Harthausen RHEINPFALZ Plus Artikel Ortsbürgermeister Harald Löffler tritt nicht mehr an

Seit 20 Jahren im Amt: Harald Löffler.
Seit 20 Jahren im Amt: Harald Löffler.

Im Sommer wird in Harthausen eine Ära enden: CDU-Politiker Harald Löffler wird bei der Ortsbürgermeisterwahl am 9. Juni nicht mehr antreten. Er steht seit 20 Jahren der Ortsgemeinde vor.

„In Übereinstimmung mit meiner Familie und der Partei habe ich mich dazu entschieden, aus persönlichen und gesundheitlichen Gründen nicht mehr für das Amt des Ortsbürgermeisters zu kandidieren“, sagt Löffler. Der Geschäftsführer einer Spritzgusstechnik-Firma im Harthausener Gewerbegebiet wurde 2004 an die Spitze der Gemeinde gewählt und dreimal im Amt bestätigt. Im Jahr 2022 wollte er Bürgermeister der Verbandsgemeinde werden und unterlag der heutigen Amtsinhaberin Silke Schmitt-Makdice (SPD).

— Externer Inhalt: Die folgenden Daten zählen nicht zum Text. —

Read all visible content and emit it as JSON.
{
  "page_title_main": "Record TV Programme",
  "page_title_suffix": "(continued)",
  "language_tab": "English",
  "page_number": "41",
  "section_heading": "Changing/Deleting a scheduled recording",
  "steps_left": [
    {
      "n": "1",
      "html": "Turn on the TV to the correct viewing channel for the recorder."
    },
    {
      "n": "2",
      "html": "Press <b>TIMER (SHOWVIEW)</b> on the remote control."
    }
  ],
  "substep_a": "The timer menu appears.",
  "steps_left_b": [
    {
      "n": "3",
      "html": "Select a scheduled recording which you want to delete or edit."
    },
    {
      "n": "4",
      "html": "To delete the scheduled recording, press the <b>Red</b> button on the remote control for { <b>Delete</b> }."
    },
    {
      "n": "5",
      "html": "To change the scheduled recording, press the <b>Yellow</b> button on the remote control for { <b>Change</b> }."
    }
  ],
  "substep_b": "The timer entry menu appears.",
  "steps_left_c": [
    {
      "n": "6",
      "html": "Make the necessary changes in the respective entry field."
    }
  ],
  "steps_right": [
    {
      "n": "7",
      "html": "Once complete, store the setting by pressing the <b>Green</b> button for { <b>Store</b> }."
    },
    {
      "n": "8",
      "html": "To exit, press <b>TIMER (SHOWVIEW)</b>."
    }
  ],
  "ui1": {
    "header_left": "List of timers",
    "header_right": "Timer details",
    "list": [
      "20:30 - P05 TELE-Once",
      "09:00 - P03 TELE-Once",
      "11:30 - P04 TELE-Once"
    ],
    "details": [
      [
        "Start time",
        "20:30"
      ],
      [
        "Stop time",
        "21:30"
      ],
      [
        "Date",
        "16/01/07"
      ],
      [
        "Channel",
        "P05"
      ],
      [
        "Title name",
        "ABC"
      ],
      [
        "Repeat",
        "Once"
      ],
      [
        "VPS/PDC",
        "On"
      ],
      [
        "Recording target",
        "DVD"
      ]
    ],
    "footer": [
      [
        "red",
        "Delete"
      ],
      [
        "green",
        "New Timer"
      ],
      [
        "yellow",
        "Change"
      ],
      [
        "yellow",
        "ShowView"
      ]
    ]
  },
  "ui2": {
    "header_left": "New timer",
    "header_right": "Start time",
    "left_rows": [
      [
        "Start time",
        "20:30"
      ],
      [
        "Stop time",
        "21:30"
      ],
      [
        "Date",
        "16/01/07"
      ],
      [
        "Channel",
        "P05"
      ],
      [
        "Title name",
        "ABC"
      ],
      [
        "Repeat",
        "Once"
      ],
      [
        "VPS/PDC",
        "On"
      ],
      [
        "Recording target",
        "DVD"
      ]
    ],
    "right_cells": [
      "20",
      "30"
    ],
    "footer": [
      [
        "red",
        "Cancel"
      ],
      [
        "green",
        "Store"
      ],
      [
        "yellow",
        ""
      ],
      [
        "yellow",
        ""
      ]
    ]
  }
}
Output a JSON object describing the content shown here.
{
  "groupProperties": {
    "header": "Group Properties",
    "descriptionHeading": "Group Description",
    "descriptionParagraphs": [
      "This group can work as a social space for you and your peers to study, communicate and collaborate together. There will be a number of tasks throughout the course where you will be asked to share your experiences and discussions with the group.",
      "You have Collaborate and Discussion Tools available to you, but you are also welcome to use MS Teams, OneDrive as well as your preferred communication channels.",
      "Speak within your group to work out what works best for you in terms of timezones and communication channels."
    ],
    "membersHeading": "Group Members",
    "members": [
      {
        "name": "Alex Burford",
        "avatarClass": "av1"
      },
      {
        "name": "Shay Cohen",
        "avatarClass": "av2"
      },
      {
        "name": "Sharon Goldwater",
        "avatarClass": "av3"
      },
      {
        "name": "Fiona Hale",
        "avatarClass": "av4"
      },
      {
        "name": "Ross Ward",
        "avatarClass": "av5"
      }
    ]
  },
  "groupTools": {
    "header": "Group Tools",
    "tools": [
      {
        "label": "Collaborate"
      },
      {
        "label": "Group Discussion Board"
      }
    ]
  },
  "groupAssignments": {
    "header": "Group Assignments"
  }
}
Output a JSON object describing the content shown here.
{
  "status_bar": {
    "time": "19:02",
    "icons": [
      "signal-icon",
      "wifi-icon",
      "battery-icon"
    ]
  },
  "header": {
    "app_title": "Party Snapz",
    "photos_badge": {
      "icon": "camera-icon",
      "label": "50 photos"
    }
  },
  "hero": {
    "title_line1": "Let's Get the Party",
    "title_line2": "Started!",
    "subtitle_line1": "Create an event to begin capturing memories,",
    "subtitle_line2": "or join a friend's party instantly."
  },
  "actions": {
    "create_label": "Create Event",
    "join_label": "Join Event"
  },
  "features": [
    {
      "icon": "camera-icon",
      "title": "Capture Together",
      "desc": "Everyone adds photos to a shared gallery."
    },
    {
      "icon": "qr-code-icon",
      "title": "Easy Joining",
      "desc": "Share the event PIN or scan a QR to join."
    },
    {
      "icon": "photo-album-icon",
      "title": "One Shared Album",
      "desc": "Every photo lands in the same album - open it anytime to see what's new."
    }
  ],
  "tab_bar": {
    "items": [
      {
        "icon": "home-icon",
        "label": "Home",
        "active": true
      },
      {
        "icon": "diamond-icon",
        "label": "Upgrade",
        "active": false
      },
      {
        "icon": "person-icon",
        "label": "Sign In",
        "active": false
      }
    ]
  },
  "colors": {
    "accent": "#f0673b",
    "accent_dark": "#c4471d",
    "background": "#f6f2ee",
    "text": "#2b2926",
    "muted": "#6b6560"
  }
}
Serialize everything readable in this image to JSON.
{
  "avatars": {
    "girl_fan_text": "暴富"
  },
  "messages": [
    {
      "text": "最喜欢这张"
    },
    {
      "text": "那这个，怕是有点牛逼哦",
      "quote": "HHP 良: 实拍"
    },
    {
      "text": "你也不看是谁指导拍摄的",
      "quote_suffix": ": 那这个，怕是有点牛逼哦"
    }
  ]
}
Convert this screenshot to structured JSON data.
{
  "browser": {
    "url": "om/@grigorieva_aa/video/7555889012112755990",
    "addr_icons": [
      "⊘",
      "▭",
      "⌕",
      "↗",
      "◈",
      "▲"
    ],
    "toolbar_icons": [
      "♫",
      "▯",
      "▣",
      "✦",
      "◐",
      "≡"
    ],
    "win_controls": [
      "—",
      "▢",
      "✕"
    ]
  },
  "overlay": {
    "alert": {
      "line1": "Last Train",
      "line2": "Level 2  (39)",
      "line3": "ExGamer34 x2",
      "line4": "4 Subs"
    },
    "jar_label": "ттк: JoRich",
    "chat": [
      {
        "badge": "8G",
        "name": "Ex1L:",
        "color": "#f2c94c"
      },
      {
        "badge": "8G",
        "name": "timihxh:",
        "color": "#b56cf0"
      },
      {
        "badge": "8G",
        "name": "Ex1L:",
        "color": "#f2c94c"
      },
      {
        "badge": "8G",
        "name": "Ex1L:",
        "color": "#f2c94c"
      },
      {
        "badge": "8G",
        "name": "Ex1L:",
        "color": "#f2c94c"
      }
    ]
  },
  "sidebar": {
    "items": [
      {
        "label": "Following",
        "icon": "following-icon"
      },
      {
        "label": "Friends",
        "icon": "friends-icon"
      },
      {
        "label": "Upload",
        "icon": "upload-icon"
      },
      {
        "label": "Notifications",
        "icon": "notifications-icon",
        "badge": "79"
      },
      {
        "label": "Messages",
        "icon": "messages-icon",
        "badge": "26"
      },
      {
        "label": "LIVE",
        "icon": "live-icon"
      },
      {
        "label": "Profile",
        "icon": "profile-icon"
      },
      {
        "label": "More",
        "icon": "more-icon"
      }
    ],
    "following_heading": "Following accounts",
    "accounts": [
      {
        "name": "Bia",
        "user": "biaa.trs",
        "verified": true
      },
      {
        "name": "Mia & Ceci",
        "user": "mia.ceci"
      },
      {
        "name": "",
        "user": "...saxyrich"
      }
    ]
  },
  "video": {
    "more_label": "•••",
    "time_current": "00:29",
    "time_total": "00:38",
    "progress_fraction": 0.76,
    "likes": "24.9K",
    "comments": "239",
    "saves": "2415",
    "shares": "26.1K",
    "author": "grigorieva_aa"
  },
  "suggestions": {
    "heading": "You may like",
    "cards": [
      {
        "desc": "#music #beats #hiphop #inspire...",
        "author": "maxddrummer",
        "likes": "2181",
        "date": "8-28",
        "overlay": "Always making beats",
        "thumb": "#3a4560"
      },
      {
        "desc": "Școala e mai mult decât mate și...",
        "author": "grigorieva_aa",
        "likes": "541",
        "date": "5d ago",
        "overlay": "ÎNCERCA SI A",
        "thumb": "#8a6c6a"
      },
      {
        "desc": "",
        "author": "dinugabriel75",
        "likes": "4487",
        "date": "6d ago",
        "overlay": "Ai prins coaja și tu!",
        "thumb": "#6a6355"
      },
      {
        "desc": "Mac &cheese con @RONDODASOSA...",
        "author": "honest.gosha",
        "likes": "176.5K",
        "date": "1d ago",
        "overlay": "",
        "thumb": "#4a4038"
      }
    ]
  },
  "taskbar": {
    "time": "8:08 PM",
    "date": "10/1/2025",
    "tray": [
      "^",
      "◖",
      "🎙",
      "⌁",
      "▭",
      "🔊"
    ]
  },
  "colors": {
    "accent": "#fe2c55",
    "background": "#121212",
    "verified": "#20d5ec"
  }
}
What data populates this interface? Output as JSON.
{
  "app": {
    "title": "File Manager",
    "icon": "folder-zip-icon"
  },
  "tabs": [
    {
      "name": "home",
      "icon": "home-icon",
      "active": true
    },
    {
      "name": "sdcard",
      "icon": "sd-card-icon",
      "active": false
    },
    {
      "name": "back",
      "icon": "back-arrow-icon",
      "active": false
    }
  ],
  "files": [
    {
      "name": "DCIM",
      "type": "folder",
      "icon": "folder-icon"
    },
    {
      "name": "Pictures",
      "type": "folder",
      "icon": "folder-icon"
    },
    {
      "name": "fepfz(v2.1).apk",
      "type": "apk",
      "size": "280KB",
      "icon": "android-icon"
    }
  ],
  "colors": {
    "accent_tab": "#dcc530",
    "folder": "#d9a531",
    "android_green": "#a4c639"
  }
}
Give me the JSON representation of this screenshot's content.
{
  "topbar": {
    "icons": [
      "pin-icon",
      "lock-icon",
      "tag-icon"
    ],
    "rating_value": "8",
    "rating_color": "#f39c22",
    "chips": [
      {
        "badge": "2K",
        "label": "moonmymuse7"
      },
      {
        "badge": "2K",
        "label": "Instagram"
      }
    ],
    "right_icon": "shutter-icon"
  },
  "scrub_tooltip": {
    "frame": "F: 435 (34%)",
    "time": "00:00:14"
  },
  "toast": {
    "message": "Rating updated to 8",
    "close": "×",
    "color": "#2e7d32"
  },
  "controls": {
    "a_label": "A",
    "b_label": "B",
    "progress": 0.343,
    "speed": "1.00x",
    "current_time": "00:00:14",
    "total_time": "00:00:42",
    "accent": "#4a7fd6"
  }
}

Er wird sich nicht ganz von der politischen Bühne verabschieden: Der 52-Jährige kandidiert noch einmal für den Kreistag, für den Orts- und den Verbandsgemeinderat jedoch nicht mehr.

CDU stellt Kandidaten auf

Harthausens CDU-Vorsitzender Rainer Schaust erklärte auf RHEINPFALZ-Anfrage, dass die Christdemokraten großen Respekt und Verständnis für Löfflers Entscheidung haben. „20 Jahre Ehrenamt ist eine lange Zeit“, sagt Schaust in Anbetracht dessen, dass ein Ortsbürgermeister ehrenamtlich neben seinem Hauptberuf tätig ist und es immer mehr Aufgaben gebe. Schaust spricht aus Erfahrung. Er war vor Löffler mit Ende 30 Ortschef von Harthausen und trat damals aus beruflichen und familiären Gründen nicht noch einmal an.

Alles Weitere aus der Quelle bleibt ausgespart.